You know what? That’s not a system.
But she did email the person in charge of routing and get them to reinstate Baguette’s transportation starting tomorrow, and she called me to let me know it was fixed.
So that’s good. But to get it fixed, I had to make multiple phone calls to multiple offices for a total of 45 minutes, be late to work, and find breakfast out in the world (thanks, McDonalds!) because I hadn’t been able to eat at home the way I usually do.
This is going to happen again, because this is how it “works.” Nothing’s ever easy, and it’s always something.
OH the frustration. What the heck kind of system is it they have there that just randomly boots students off their routes??? That sounds completely unacceptable.
I now factor in at least one of those sorts of things a day, three a day before the house situations were settled, and it’s frustrating as hell. But if I assume that at least one hour is going to be wasted on something annoying or administrative or just downright nonsensical, I’m a little less angry about. Because there’s ALWAYS SOMETHING.
LAUSD is the largest school district in California and the second-largest in the nation, and it shows.

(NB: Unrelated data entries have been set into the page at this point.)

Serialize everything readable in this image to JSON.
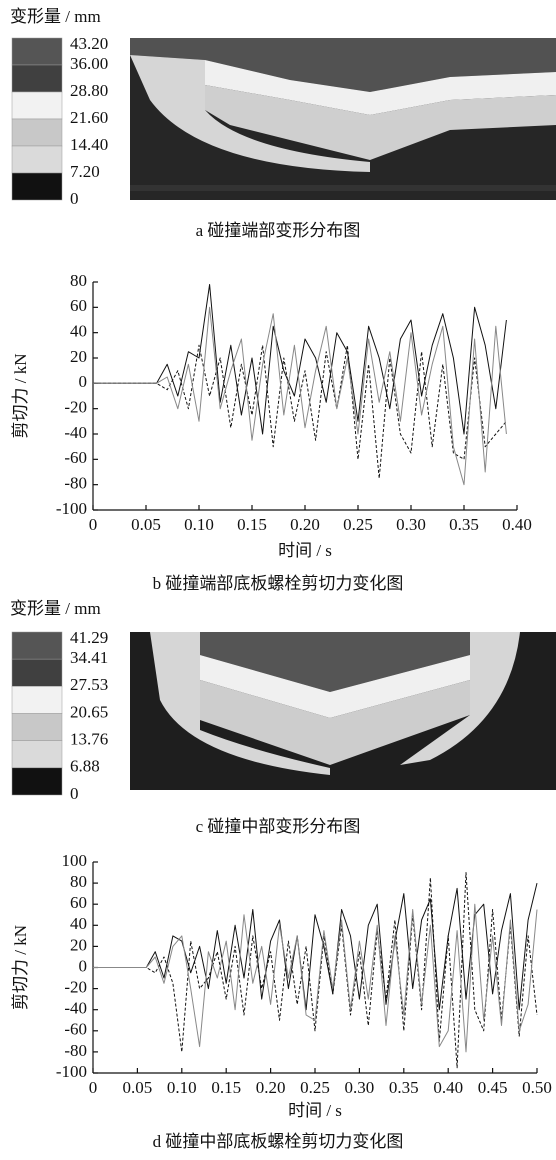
{
  "chart_data": [
    {
      "type": "contour",
      "title": "变形量 / mm",
      "caption": "a 碰撞端部变形分布图",
      "levels": [
        {
          "value": 43.2,
          "label": "43.20"
        },
        {
          "value": 36,
          "label": "36.00"
        },
        {
          "value": 28.8,
          "label": "28.80"
        },
        {
          "value": 21.6,
          "label": "21.60"
        },
        {
          "value": 14.4,
          "label": "14.40"
        },
        {
          "value": 7.2,
          "label": "7.20"
        },
        0
      ],
      "colors": [
        "#555555",
        "#404040",
        "#f2f2f2",
        "#c8c8c8",
        "#dadada",
        "#111111"
      ]
    },
    {
      "type": "line",
      "ylabel": "剪切力 / kN",
      "xlabel": "时间 / s",
      "caption": "b 碰撞端部底板螺栓剪切力变化图",
      "xlim": [
        0,
        0.4
      ],
      "xticks": [
        0,
        0.05,
        {
          "value": 0.1,
          "label": "0.10"
        },
        0.15,
        {
          "value": 0.2,
          "label": "0.20"
        },
        0.25,
        {
          "value": 0.3,
          "label": "0.30"
        },
        0.35,
        {
          "value": 0.4,
          "label": "0.40"
        }
      ],
      "ylim": [
        -100,
        80
      ],
      "yticks": [
        -100,
        -80,
        -60,
        -40,
        -20,
        0,
        20,
        40,
        60,
        80
      ],
      "x": [
        0,
        0.06,
        0.07,
        0.08,
        0.09,
        0.1,
        0.11,
        0.12,
        0.13,
        0.14,
        0.15,
        0.16,
        0.17,
        0.18,
        0.19,
        0.2,
        0.21,
        0.22,
        0.23,
        0.24,
        0.25,
        0.26,
        0.27,
        0.28,
        0.29,
        0.3,
        0.31,
        0.32,
        0.33,
        0.34,
        0.35,
        0.36,
        0.37,
        0.38,
        0.39
      ],
      "series": [
        {
          "color": "#111111",
          "dashed": false,
          "values": [
            0,
            0,
            15,
            -10,
            25,
            20,
            78,
            -15,
            30,
            -25,
            20,
            -40,
            45,
            10,
            -10,
            35,
            20,
            -15,
            40,
            25,
            -30,
            45,
            20,
            -20,
            35,
            50,
            -10,
            30,
            55,
            20,
            -40,
            60,
            30,
            -20,
            50
          ]
        },
        {
          "color": "#111111",
          "dashed": true,
          "values": [
            0,
            0,
            -5,
            10,
            -20,
            30,
            -10,
            20,
            -35,
            15,
            -25,
            30,
            -50,
            20,
            -30,
            10,
            -45,
            25,
            -20,
            30,
            -60,
            15,
            -75,
            20,
            -40,
            -55,
            25,
            -50,
            15,
            -55,
            -60,
            20,
            -50,
            -40,
            -30
          ]
        },
        {
          "color": "#888888",
          "dashed": false,
          "values": [
            0,
            0,
            5,
            -20,
            15,
            -30,
            60,
            -20,
            10,
            35,
            -45,
            15,
            55,
            -25,
            30,
            -35,
            10,
            45,
            -20,
            20,
            -40,
            35,
            -15,
            25,
            -30,
            40,
            -25,
            15,
            45,
            -50,
            -80,
            35,
            -70,
            45,
            -40
          ]
        }
      ]
    },
    {
      "type": "contour",
      "title": "变形量 / mm",
      "caption": "c 碰撞中部变形分布图",
      "levels": [
        {
          "value": 41.29,
          "label": "41.29"
        },
        34.41,
        27.53,
        20.65,
        13.76,
        6.88,
        0
      ],
      "colors": [
        "#555555",
        "#404040",
        "#f2f2f2",
        "#c8c8c8",
        "#dadada",
        "#111111"
      ]
    },
    {
      "type": "line",
      "ylabel": "剪切力 / kN",
      "xlabel": "时间 / s",
      "caption": "d 碰撞中部底板螺栓剪切力变化图",
      "xlim": [
        0,
        0.5
      ],
      "xticks": [
        0,
        0.05,
        {
          "value": 0.1,
          "label": "0.10"
        },
        0.15,
        {
          "value": 0.2,
          "label": "0.20"
        },
        0.25,
        {
          "value": 0.3,
          "label": "0.30"
        },
        0.35,
        {
          "value": 0.4,
          "label": "0.40"
        },
        0.45,
        {
          "value": 0.5,
          "label": "0.50"
        }
      ],
      "ylim": [
        -100,
        100
      ],
      "yticks": [
        -100,
        -80,
        -60,
        -40,
        -20,
        0,
        20,
        40,
        60,
        80,
        100
      ],
      "x": [
        0,
        0.06,
        0.07,
        0.08,
        0.09,
        0.1,
        0.11,
        0.12,
        0.13,
        0.14,
        0.15,
        0.16,
        0.17,
        0.18,
        0.19,
        0.2,
        0.21,
        0.22,
        0.23,
        0.24,
        0.25,
        0.26,
        0.27,
        0.28,
        0.29,
        0.3,
        0.31,
        0.32,
        0.33,
        0.34,
        0.35,
        0.36,
        0.37,
        0.38,
        0.39,
        0.4,
        0.41,
        0.42,
        0.43,
        0.44,
        0.45,
        0.46,
        0.47,
        0.48,
        0.49,
        0.5
      ],
      "series": [
        {
          "color": "#111111",
          "dashed": false,
          "values": [
            0,
            0,
            15,
            -10,
            30,
            25,
            -5,
            20,
            -20,
            35,
            -15,
            40,
            -10,
            55,
            -30,
            25,
            45,
            -20,
            30,
            -40,
            50,
            20,
            -25,
            55,
            30,
            -30,
            40,
            60,
            -35,
            25,
            70,
            -20,
            45,
            65,
            -40,
            30,
            75,
            -30,
            50,
            60,
            -25,
            35,
            70,
            -40,
            45,
            80
          ]
        },
        {
          "color": "#111111",
          "dashed": true,
          "values": [
            0,
            0,
            -5,
            10,
            -15,
            -80,
            25,
            -20,
            -10,
            15,
            -30,
            20,
            -45,
            30,
            -20,
            15,
            -50,
            25,
            -35,
            20,
            -60,
            30,
            -25,
            40,
            -45,
            15,
            -55,
            35,
            -30,
            45,
            -60,
            50,
            -40,
            85,
            -70,
            30,
            -95,
            90,
            -40,
            -60,
            55,
            -50,
            40,
            -65,
            30,
            -45
          ]
        },
        {
          "color": "#888888",
          "dashed": false,
          "values": [
            0,
            0,
            10,
            -15,
            20,
            30,
            -20,
            -75,
            15,
            -10,
            25,
            -40,
            50,
            -15,
            20,
            -35,
            40,
            -10,
            30,
            -45,
            -50,
            35,
            -20,
            45,
            -40,
            25,
            -30,
            40,
            -55,
            30,
            -45,
            55,
            -35,
            40,
            -75,
            -60,
            35,
            -80,
            60,
            -50,
            30,
            -55,
            45,
            -60,
            -35,
            55
          ]
        }
      ]
    }
  ]
}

There’s a Seinfeld episode where Jerry makes a reservation to rent a car, but when he arrives at the airport, they are out of cars. He tells them his was reserved, and they assure him that they have the reservation, but are, unfortunately, out of cars. He then says that they are good at taking reservations, but not at keeping them, which is the most important part of the reservation.
I think LAUSD must have the same problem.
The difference is that when I have arrived at the airport to find that they were out of cars, they still find a way to get me a car, even if they have to borrow it from another agency. Well, I guess it’s actually not that different. I took Baguette to school, so apparently I’m the other agency.